Python Iterables struggling using map() built-in
Chris Angelico
rosuav at gmail.com
Sun Dec 7 19:34:23 EST 2014
On Mon, Dec 8, 2014 at 11:12 AM, Roy Smith <roy at panix.com> wrote:
> Ugh. When I see "while foo", my brain says, "OK, you're about to see a
> loop which is controlled by the value of foo being changed inside the
> loop". That's not at all what's happening here, so my brain runs into a
> wall.
I agree, with the caveat that this kind of thing makes a fine infinite loop:
while "No exception raised":
# do stuff that can raise an exception
while "Playing more games":
play_game()
if not still_playing: break
reset_game_board()
Nobody expects a string literal to actually become false inside the
loop.

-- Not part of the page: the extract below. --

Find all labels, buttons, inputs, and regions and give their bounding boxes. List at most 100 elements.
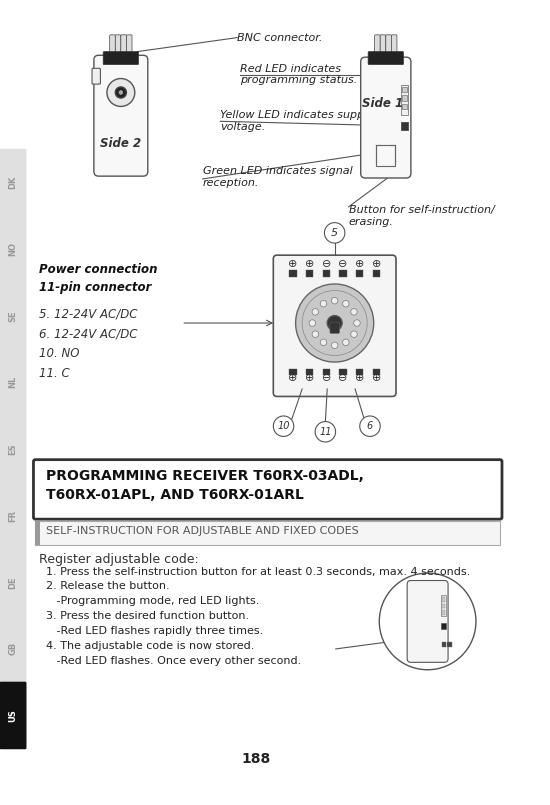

With a local name, yes, I would expect it to at least have a
chance of becoming false.
> Next problem, what the heck is "res"? We're not back in the punch-card
> days. We don't have to abbreviate variable names to save columns.
> Variable names are supposed to describe what they hold, and thus help
> you understand the code. I have no idea what "res" is supposed to be.
> Residue? Result? Rest_of_items? Response? None of these make much
> sense here, so I'm just left befuddled.
I take it as "result", which makes plenty of sense to me. It's the
thing that's about to be yielded. Given that there's not much else you
can say in a meta-function like zip(), I have no problem with that.
Here's a slightly different example:
def mark_last(it):
it = iter(it)
lastres = sentinel = object()
while "more values coming":
res = next(it, sentinel)
if lastres is not sentinel: yield (lastres, res is sentinel)
if res is sentinel: return
lastres = res
Use of "res" for "result" and "lastres" to mean "res as of the
previous iteration of the loop" seems fine to me.